How to Get Over a Breakup When You Still Love Them
When you still have feelings for the person, moving on can feel almost impossible. Love doesn’t just switch off because a relationship ends, and the emotions that linger afterward can be intense and overwhelming. But while healing won’t happen overnight, taking small, intentional steps can help you reclaim your happiness and look forward to a brighter future. Here are some practical strategies to help you get over a breakup when you’re still in love.
1) Allow Yourself to Feel
It’s natural to want to push away the pain, but bottling up your emotions only prolongs the healing process. Cry, scream, write in a journal—do whatever you need to let those emotions out. Allow yourself the time and space to grieve the relationship; this is an important step in starting to let go.
2) Accept That It’s Over
Sometimes, we hang on to the hope that things might change. But in order to truly move forward, it’s essential to accept the reality of the breakup. Remind yourself why the relationship ended, and remember that moving on doesn’t mean you’re giving up on love; it means you’re making room for a future that is healthier and more fulfilling.

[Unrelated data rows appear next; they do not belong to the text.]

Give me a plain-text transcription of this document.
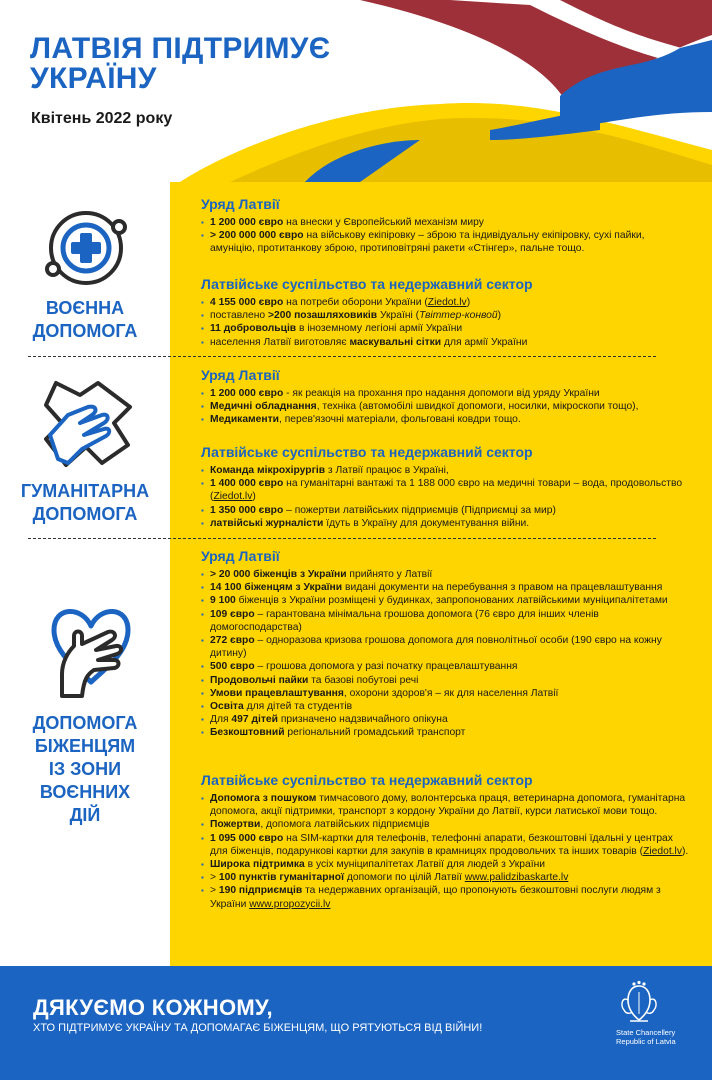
ЛАТВІЯ ПІДТРИМУЄ
УКРАЇНУ
Квітень 2022 року
ВОЄННА
ДОПОМОГА
Уряд Латвії
▪ 1 200 000 євро на внески у Європейський механізм миру
▪ > 200 000 000 євро на військову екіпіровку – зброю та індивідуальну екіпіровку, сухі пайки, амуніцію, протитанкову зброю, протиповітряні ракети «Стінгер», пальне тощо.
Латвійське суспільство та недержавний сектор
▪ 4 155 000 євро на потреби оборони України (Ziedot.lv)
▪ поставлено >200 позашляховиків Україні (Твіттер-конвой)
▪ 11 добровольців в іноземному легіоні армії України
▪ населення Латвії виготовляє маскувальні сітки для армії України
ГУМАНІТАРНА
ДОПОМОГА
Уряд Латвії
▪ 1 200 000 євро - як реакція на прохання про надання допомоги від уряду України
▪ Медичні обладнання, техніка (автомобілі швидкої допомоги, носилки, мікроскопи тощо),
▪ Медикаменти, перев'язочні матеріали, фольговані ковдри тощо.
Латвійське суспільство та недержавний сектор
▪ Команда мікрохірургів з Латвії працює в Україні,
▪ 1 400 000 євро на гуманітарні вантажі та 1 188 000 євро на медичні товари – вода, продовольство (Ziedot.lv)
▪ 1 350 000 євро – пожертви латвійських підприємців (Підприємці за мир)
▪ латвійські журналісти їдуть в Україну для документування війни.
ДОПОМОГА
БІЖЕНЦЯМ
ІЗ ЗОНИ
ВОЄННИХ
ДІЙ
Уряд Латвії
▪ > 20 000 біженців з України прийнято у Латвії
▪ 14 100 біженцям з України видані документи на перебування з правом на працевлаштування
▪ 9 100 біженців з України розміщені у будинках, запропонованих латвійськими муніципалітетами
▪ 109 євро – гарантована мінімальна грошова допомога (76 євро для інших членів домогосподарства)
▪ 272 євро – одноразова кризова грошова допомога для повнолітньої особи (190 євро на кожну дитину)
▪ 500 євро – грошова допомога у разі початку працевлаштування
▪ Продовольчі пайки та базові побутові речі
▪ Умови працевлаштування, охорони здоров'я – як для населення Латвії
▪ Освіта для дітей та студентів
▪ Для 497 дітей призначено надзвичайного опікуна
▪ Безкоштовний регіональний громадський транспорт
Латвійське суспільство та недержавний сектор
▪ Допомога з пошуком тимчасового дому, волонтерська праця, ветеринарна допомога, гуманітарна допомога, акції підтримки, транспорт з кордону України до Латвії, курси латиської мови тощо.
▪ Пожертви, допомога латвійських підприємців
▪ 1 095 000 євро на SIM-картки для телефонів, телефонні апарати, безкоштовні їдальні у центрах для біженців, подарункові картки для закупів в крамницях продовольчих та інших товарів (Ziedot.lv).
▪ Широка підтримка в усіх муніципалітетах Латвії для людей з України
▪ > 100 пунктів гуманітарної допомоги по цілій Латвії www.palidzibaskarte.lv
▪ > 190 підприємців та недержавних організацій, що пропонують безкоштовні послуги людям з України www.propozycii.lv
ДЯКУЄМО КОЖНОМУ,
ХТО ПІДТРИМУЄ УКРАЇНУ ТА ДОПОМАГАЄ БІЖЕНЦЯМ, ЩО РЯТУЮТЬСЯ ВІД ВІЙНИ!	State Chancellery
Republic of Latvia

3) Create Boundaries with Your Ex
Staying in close contact can make it harder to let go, so consider setting boundaries. This might mean unfollowing them on social media, avoiding certain places you went together, or limiting conversations. These boundaries aren’t about being cold or indifferent; they’re about protecting your emotional well-being and helping your heart heal.
4) Surround Yourself with Supportive People
Lean on friends and family who genuinely care about you. Spend time with those who lift you up and remind you of your worth. Share your feelings with someone who can offer a listening ear and honest advice, and don’t hesitate to ask for support when you need it. Sometimes, just being around people who bring positive energy can do wonders for your mood.
5) Challenge Negative Thoughts
It’s easy to fall into a pattern of self-doubt and blame, wondering if things could have been different. When these negative thoughts arise, challenge them. Write down positive affirmations about yourself and your worth, and remind yourself that this breakup doesn’t define you. Let go of “what if” thinking and focus on the possibilities of what’s next.
6) Seek Professional Help if You Need It
Breakups can stir up emotions that go deeper than the relationship itself, especially if they trigger unresolved issues or trauma. Talking to a therapist can give you the tools to process these feelings in a healthy way. Therapy can provide guidance and perspective, helping you to move forward in a constructive and supportive environment.
7) Avoid Rebounds or Quick Fixes
After a breakup, it’s natural to want to fill the void left by your ex. But jumping into a new relationship too soon or relying on quick fixes can prolong the healing process. Take time to reconnect with yourself instead of searching for validation from someone else. Give yourself the space to truly heal and avoid making decisions out of loneliness or pain.
8) Focus on What You’ve Gained, Not Just What You’ve Lost
Every relationship teaches us something, even if it ends in heartbreak. Reflect on the lessons and growth that came out of this experience. Maybe you’ve learned more about what you want (and don’t want) in a partner, or perhaps you’ve gained a better understanding of yourself. These insights are valuable and can help you build stronger, healthier relationships in the future.
9) Set Goals for the Future
Start looking forward instead of backward by setting personal goals. They don’t need to be monumental—a simple goal of practicing self-care, focusing on a career objective, or planning a trip with friends can give you a sense of purpose and something to look forward to. Building a future that excites you can be a powerful reminder that there’s life beyond this breakup.
Healing after a breakup, especially when love is still present, takes time and patience. Be kind to yourself and recognize that it’s okay to feel lost, sad, or even frustrated. Remember, healing isn’t linear, and there will be good days and bad. But each step you take toward prioritizing yourself and embracing new possibilities brings you closer to feeling whole again. In time, you’ll find peace and open yourself up to a future filled with love and joy—both from yourself and others.